NMDA receptor activation decreases arginine uptake and surface expression of CAT1 and CAT3

In cerebral cortical cultures, [3H]arginine uptake is linear for 20 min, after which levels plateau until at least 60 min (data not shown). Activation of NMDA receptors with 50 μm NMDA or depolarization with 40 mm KCl reduces [3H]arginine uptake by 40% (Fig. 1A). In contrast, the NMDA antagonist APV (50 μm) augments basal uptake by 45%. This action of APV indicates that basal levels of NMDA transmission regulate [3H]arginine uptake. The effects of NMDA or KCl on arginine uptake are fully reversible, because removal of NMDA or KCl restores arginine uptake (supplemental Fig. 1, available at www.jneurosci.org as supplemental material), suggesting that reduction of arginine uptake is not the result of NMDA-mediated excitotoxicity. The decrease in arginine uptake elicited by depolarization is selective in that KCl does not influence cysteine or methionine uptake; NMDA does not affect cysteine uptake and increases methionine uptake by 30% (Fig. 1B).

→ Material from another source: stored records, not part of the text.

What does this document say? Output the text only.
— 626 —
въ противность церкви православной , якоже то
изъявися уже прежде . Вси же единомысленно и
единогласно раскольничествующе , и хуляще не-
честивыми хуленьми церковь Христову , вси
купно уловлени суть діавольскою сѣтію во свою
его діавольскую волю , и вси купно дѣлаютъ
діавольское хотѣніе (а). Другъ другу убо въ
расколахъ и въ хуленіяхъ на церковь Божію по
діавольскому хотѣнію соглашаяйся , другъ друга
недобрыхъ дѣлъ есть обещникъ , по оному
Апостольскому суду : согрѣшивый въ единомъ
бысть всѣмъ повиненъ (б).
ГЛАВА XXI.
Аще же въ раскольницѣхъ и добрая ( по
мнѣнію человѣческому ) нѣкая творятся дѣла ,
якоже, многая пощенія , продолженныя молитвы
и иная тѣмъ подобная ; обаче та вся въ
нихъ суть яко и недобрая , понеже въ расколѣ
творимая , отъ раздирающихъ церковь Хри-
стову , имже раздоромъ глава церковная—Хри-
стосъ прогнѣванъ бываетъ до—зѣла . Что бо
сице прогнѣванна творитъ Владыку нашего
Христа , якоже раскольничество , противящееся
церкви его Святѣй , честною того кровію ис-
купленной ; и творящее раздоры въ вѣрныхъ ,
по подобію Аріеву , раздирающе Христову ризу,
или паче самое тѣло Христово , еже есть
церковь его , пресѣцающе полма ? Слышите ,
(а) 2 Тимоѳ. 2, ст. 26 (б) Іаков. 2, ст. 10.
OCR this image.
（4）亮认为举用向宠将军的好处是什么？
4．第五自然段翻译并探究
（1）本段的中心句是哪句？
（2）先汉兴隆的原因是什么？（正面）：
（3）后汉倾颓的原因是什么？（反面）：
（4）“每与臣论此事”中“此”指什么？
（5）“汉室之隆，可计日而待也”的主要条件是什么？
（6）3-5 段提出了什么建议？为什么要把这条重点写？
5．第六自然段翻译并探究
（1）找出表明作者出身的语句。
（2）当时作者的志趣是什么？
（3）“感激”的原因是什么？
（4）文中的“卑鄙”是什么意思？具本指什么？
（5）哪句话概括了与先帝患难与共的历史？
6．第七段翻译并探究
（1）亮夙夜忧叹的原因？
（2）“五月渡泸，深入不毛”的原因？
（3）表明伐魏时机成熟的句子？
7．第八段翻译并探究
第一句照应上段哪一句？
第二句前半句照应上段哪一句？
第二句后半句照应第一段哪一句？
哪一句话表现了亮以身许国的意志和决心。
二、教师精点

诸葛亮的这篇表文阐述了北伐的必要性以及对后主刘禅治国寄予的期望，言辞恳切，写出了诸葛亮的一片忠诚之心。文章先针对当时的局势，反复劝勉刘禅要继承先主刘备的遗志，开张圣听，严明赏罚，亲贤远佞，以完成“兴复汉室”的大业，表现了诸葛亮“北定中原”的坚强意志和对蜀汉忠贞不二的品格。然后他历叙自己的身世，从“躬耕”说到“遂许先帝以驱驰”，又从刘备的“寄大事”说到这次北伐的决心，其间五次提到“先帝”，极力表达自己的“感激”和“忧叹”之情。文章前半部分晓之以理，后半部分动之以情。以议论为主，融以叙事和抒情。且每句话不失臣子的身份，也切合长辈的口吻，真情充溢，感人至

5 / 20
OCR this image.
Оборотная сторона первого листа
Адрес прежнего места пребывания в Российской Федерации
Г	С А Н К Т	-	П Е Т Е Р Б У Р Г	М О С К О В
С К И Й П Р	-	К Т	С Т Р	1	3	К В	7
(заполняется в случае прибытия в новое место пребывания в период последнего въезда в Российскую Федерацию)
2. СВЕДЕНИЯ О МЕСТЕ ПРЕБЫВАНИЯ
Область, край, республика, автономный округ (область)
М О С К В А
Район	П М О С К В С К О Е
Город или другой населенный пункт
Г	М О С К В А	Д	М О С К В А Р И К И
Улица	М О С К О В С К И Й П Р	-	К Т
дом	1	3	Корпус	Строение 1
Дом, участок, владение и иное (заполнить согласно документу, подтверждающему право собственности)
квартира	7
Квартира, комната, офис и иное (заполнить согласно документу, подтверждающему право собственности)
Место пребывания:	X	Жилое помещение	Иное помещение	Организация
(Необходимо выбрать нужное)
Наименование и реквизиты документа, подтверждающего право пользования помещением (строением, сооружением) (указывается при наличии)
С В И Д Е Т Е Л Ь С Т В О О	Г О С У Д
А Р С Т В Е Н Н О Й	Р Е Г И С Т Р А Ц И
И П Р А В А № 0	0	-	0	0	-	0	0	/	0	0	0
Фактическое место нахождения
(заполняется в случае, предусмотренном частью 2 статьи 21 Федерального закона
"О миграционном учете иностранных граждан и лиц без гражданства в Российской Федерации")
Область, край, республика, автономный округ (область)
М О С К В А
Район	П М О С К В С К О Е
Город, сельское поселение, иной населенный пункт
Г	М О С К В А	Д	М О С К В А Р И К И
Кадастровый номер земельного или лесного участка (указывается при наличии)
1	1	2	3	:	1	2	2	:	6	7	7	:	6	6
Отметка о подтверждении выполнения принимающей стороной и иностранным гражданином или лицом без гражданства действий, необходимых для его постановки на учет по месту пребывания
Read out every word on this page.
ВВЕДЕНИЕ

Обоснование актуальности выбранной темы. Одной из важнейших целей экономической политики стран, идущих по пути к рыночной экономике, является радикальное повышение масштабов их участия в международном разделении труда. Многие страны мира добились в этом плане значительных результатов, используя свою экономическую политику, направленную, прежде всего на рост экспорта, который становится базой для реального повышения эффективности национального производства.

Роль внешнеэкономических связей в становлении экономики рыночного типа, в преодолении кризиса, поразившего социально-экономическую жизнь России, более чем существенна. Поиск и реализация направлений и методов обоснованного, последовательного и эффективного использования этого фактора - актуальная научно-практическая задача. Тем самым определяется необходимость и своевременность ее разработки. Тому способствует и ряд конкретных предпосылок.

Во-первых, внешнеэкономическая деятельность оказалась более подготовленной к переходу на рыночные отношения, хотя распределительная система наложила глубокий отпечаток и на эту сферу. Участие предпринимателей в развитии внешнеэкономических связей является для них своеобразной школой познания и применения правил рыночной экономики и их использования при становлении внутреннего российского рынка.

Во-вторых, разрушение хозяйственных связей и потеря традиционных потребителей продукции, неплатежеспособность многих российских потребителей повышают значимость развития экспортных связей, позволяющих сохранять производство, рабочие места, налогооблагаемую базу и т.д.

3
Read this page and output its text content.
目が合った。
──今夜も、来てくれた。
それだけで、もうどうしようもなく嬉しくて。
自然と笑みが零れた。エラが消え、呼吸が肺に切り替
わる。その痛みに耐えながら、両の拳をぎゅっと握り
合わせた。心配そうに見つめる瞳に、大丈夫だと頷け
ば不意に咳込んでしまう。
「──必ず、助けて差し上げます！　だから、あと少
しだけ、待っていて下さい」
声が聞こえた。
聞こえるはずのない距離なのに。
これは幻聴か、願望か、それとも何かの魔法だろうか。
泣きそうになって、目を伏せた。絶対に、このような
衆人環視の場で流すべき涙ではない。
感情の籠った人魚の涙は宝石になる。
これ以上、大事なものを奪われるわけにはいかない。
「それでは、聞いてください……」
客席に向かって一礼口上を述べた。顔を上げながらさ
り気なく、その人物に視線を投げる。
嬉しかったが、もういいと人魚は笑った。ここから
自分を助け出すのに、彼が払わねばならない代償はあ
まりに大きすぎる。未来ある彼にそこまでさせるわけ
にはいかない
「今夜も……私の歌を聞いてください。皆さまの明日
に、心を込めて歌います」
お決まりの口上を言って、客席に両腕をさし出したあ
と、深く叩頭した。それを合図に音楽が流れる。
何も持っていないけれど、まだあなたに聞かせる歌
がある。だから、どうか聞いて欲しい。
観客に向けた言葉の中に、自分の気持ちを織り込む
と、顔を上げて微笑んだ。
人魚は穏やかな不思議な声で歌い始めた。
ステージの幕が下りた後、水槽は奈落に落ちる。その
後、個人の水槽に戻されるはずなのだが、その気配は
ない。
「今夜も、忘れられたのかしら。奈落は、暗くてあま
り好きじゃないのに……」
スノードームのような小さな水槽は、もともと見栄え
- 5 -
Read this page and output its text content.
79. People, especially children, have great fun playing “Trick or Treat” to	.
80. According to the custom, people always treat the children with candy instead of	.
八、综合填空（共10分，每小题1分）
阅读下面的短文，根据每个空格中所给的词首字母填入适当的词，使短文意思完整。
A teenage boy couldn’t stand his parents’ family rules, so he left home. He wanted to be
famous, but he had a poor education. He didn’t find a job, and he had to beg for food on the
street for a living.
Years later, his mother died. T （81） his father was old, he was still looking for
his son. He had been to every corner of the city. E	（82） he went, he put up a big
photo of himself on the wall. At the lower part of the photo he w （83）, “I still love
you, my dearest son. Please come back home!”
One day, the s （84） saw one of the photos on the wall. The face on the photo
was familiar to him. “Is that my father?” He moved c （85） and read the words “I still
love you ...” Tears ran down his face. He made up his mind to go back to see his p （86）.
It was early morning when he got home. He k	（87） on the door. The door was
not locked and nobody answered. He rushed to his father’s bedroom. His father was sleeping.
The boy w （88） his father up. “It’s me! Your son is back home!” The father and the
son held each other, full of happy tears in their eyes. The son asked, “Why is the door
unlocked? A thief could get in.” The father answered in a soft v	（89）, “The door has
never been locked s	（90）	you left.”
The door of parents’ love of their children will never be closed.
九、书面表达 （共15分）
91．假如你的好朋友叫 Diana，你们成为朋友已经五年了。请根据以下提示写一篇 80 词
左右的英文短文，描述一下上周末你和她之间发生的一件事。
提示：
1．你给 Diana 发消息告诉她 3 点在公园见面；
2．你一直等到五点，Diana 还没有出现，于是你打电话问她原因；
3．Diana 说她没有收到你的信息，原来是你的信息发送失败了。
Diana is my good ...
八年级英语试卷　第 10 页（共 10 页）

KCl-induced neuronal depolarization affects multiple processes such as the release of neurotransmitters, Ca+ influx, and others. To further pinpoint factors responsible for the effect of KCl on arginine uptake, we used the NMDA receptor antagonist APV, the voltage-gated Na+ channel blocker TTX, and the voltage-gated Ca+ channel blocker nifedipine. None of them reverses the inhibitory effect of KCl on arginine uptake (supplemental Fig. 2A, available at www.jneurosci.org as supplemental material). AMPA receptors mediate the vast majority of synaptic transmission at excitatory synapses. We therefore investigated the effect of AMPA receptor activation on arginine uptake. Treatment with 20 μm AMPA elicits similar effects as NMDA treatment with AMPA actions blocked by the AMPA antagonist CNQX (supplemental Fig. 2B, available at www.jneurosci.org as supplemental material).

Figure 1.

Figure 1.

Neuronal activity-dependent uptake of l-arginine. A, Primary cortical neurons were treated for 5 min with 50 μm APV, 50 μm NMDA, or 40 mm KCl in uptake buffer (ACSF plus 0.25 μm [3H]arginine, 5 μm unlabeled arginine, and 1 mm leucine). Extracellular [3H]l-arginine was removed by rinsing neurons three times with the ice-cold ACSF. The amounts of accumulated [3H]l-arginine were as follows (in pmol/well): 2.96 ± 0.28, 4.53 ± 0.52, 1.64 ± 0.24, and 1.72 ± 0.24 for control, APV, NMDA, and KCl, respectively. Data are presented as mean ± SE; n = 6. *p < 0.01. B, Neuronal uptake of [35S]l-cysteine and [35S]l-methionine. The uptake assays were performed for 5 min in ACSF buffer containing 0.25 μm [35S]-labeled plus 5 μm unlabeled cysteine or methionine (in pmol/well: control, 4.00 ± 0.18; 50 μm NMDA, 3.88 ± 0.08; 40 mm KCl, 3.91 ± 0.16 for cysteine uptake vs control, 2.55 ± 0.09; 50 μm NMDA, 3.66 ± 0.25; 40 mm KCl, 3.09 ± 0.10 for methionine uptake). n = 3.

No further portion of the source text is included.